What do you do when your crusty folk anarchism hasn't brought down the government but has earned you seven platinum albums and enough cash to buy your dog a diamond-studded string?
Do you ditch the political idealism and makeshift fiddle and sell out? Of course you don't. The first thing you do is go down the record shop and spend some of the dosh on Beatles records.
Because, dear me, the opening three tracks of this album (cunningly titled to suggest both police paranoia and the traveller's love of living in a field in a single phrase!) threaten at any moment to turn into 'I Am The Walrus' complete with a nasal-voiced Mark Chadwick doing his best John Lennon impersonation.
It isn't pretty. Thenceforth, the Levellers buy a couple of orchestras, go to drama school, listen to some prog rock and plonk themselves round the campfire and sing, as ever, about how the police really aren't very nice.

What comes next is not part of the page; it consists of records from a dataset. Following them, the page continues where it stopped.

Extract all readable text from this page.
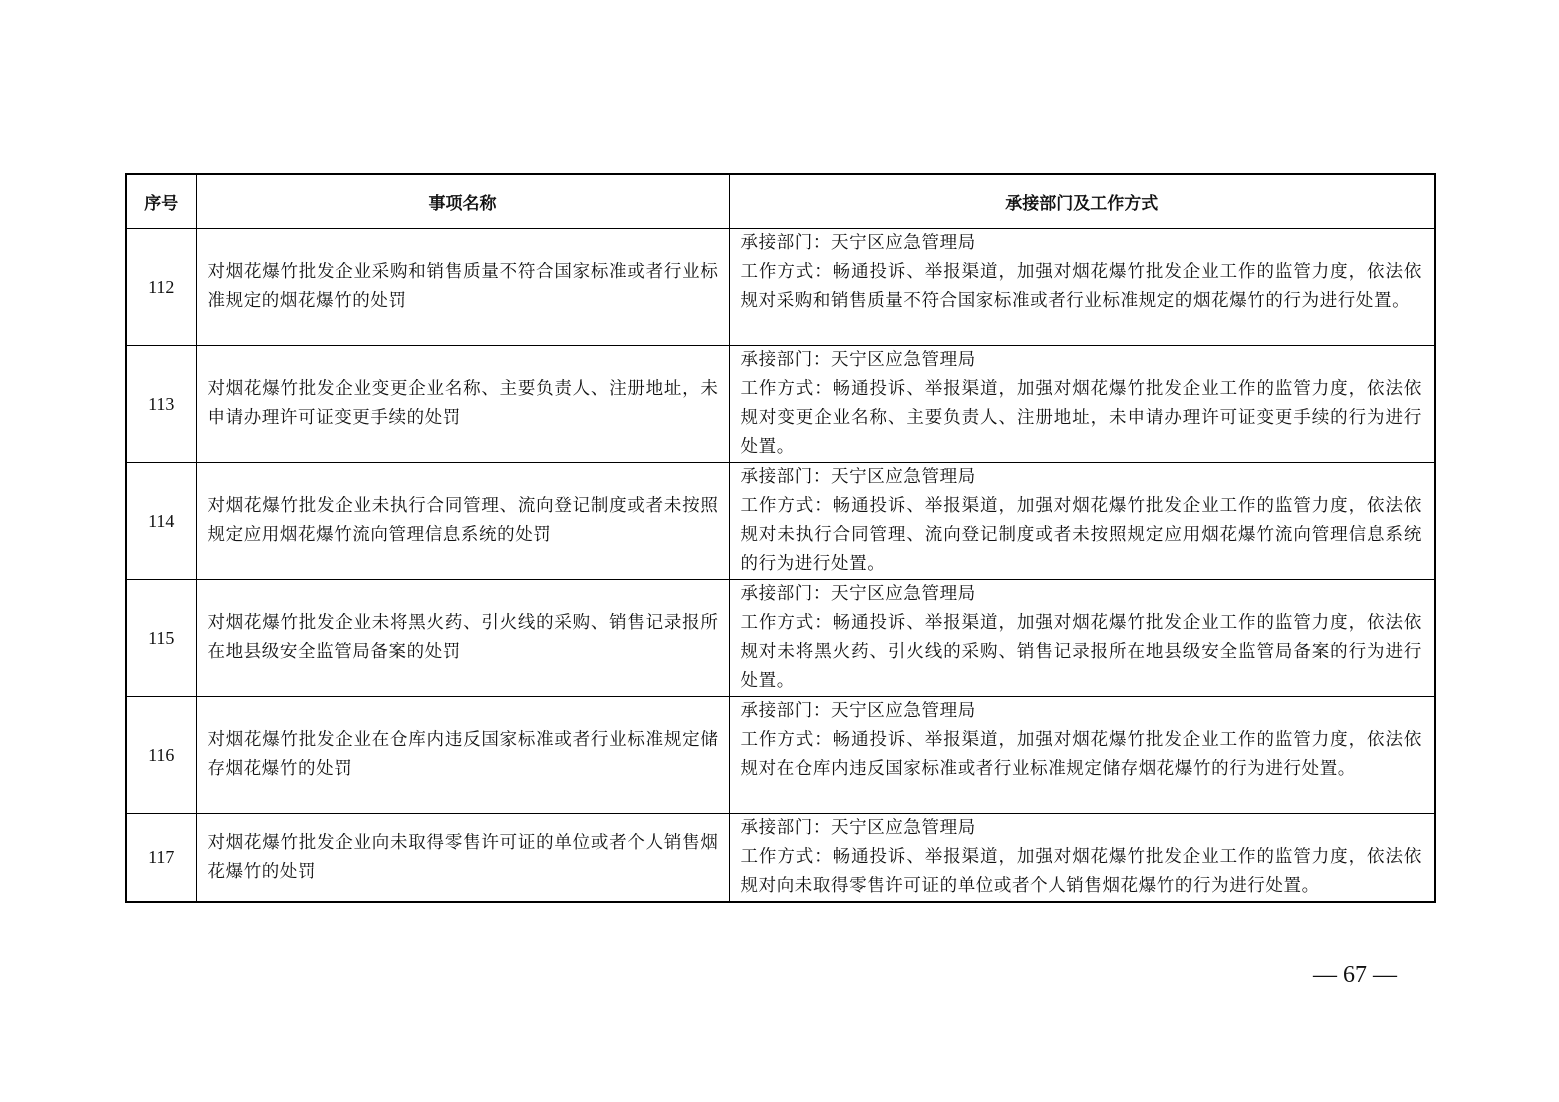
序号	事项名称	承接部门及工作方式
112	对烟花爆竹批发企业采购和销售质量不符合国家标准或者行业标准规定的烟花爆竹的处罚	承接部门：天宁区应急管理局
工作方式：畅通投诉、举报渠道，加强对烟花爆竹批发企业工作的监管力度，依法依规对采购和销售质量不符合国家标准或者行业标准规定的烟花爆竹的行为进行处置。

113	对烟花爆竹批发企业变更企业名称、主要负责人、注册地址，未申请办理许可证变更手续的处罚	承接部门：天宁区应急管理局
工作方式：畅通投诉、举报渠道，加强对烟花爆竹批发企业工作的监管力度，依法依规对变更企业名称、主要负责人、注册地址，未申请办理许可证变更手续的行为进行处置。

114	对烟花爆竹批发企业未执行合同管理、流向登记制度或者未按照规定应用烟花爆竹流向管理信息系统的处罚	承接部门：天宁区应急管理局
工作方式：畅通投诉、举报渠道，加强对烟花爆竹批发企业工作的监管力度，依法依规对未执行合同管理、流向登记制度或者未按照规定应用烟花爆竹流向管理信息系统的行为进行处置。

115	对烟花爆竹批发企业未将黑火药、引火线的采购、销售记录报所在地县级安全监管局备案的处罚	承接部门：天宁区应急管理局
工作方式：畅通投诉、举报渠道，加强对烟花爆竹批发企业工作的监管力度，依法依规对未将黑火药、引火线的采购、销售记录报所在地县级安全监管局备案的行为进行处置。

116	对烟花爆竹批发企业在仓库内违反国家标准或者行业标准规定储存烟花爆竹的处罚	承接部门：天宁区应急管理局
工作方式：畅通投诉、举报渠道，加强对烟花爆竹批发企业工作的监管力度，依法依规对在仓库内违反国家标准或者行业标准规定储存烟花爆竹的行为进行处置。

117	对烟花爆竹批发企业向未取得零售许可证的单位或者个人销售烟花爆竹的处罚	承接部门：天宁区应急管理局
工作方式：畅通投诉、举报渠道，加强对烟花爆竹批发企业工作的监管力度，依法依规对向未取得零售许可证的单位或者个人销售烟花爆竹的行为进行处置。
— 67 —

As unpalatable as that sounds, it really isn't so bad, despite 'Voices On The Wind' being a melodramatic, string-laden behemoth of Mike Oldfield-like pomposity and the whole thing having an air of self-importance.

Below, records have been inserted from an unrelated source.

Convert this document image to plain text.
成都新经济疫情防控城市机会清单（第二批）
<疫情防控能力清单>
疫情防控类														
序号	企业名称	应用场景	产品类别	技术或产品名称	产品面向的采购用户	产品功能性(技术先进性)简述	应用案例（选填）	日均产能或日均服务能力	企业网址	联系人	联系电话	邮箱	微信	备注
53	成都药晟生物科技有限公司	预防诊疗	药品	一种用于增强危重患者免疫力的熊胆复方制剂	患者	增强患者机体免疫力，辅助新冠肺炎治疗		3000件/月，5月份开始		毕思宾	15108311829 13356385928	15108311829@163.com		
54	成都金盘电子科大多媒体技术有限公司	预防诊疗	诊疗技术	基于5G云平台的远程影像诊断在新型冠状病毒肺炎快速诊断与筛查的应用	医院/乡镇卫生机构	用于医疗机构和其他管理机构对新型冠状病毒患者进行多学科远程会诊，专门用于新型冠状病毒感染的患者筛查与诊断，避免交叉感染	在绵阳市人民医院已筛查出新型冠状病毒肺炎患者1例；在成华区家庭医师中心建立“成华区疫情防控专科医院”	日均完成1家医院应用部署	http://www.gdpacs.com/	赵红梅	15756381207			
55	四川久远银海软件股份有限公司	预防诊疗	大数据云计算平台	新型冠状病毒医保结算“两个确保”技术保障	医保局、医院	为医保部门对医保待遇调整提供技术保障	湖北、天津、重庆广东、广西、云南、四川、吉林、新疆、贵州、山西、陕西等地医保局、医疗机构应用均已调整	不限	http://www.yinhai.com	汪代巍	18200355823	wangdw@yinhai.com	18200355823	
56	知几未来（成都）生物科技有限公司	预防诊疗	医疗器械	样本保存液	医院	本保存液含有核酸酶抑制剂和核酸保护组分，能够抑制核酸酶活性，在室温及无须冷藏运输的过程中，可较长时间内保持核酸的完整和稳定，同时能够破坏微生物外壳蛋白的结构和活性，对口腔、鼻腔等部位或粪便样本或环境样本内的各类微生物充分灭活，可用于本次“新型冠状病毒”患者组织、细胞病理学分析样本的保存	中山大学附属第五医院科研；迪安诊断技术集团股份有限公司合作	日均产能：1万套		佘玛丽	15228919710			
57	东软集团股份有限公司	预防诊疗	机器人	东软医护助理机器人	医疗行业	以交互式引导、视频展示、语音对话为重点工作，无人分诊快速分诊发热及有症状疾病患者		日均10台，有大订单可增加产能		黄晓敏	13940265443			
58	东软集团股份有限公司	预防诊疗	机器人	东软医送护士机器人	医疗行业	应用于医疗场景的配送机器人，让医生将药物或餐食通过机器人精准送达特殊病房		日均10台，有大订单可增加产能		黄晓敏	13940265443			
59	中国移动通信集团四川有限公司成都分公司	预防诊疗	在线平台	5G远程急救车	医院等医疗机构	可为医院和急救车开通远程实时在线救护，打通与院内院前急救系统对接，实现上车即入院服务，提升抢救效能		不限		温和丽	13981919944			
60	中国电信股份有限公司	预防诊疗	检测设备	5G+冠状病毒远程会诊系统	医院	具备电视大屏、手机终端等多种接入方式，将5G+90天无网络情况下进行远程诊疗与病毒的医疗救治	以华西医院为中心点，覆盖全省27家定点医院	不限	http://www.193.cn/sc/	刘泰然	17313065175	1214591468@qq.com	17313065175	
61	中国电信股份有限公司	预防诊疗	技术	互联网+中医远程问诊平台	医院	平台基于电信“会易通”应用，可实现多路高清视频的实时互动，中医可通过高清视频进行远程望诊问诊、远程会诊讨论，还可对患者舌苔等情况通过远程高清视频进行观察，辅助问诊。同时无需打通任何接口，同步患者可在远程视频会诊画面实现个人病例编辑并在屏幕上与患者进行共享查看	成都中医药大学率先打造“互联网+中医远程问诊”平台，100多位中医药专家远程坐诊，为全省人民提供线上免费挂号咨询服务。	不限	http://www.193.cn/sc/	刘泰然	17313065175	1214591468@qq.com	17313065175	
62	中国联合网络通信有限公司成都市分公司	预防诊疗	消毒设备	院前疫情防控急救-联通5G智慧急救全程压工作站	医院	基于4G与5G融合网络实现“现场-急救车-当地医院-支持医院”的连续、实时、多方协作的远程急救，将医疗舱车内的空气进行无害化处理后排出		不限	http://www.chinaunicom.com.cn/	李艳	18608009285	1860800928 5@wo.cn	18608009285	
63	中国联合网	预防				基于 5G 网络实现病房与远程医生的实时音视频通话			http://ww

For it's not all pretentious twaddle. And even the pretentious twaddle is sometimes pretty fab - witness the 'every instrument but the nose flute' epic '61 Minutes Of Pleading' with its grandiose choruses.
There are plenty of the familiar fiddle de dee, rousing singalong anthems and the arrangements are lush enough to grow trees on. Watch out for 'The Levellers Sing About How The Police Really Aren't Very Nice, In An Opera Stylee' coming soon.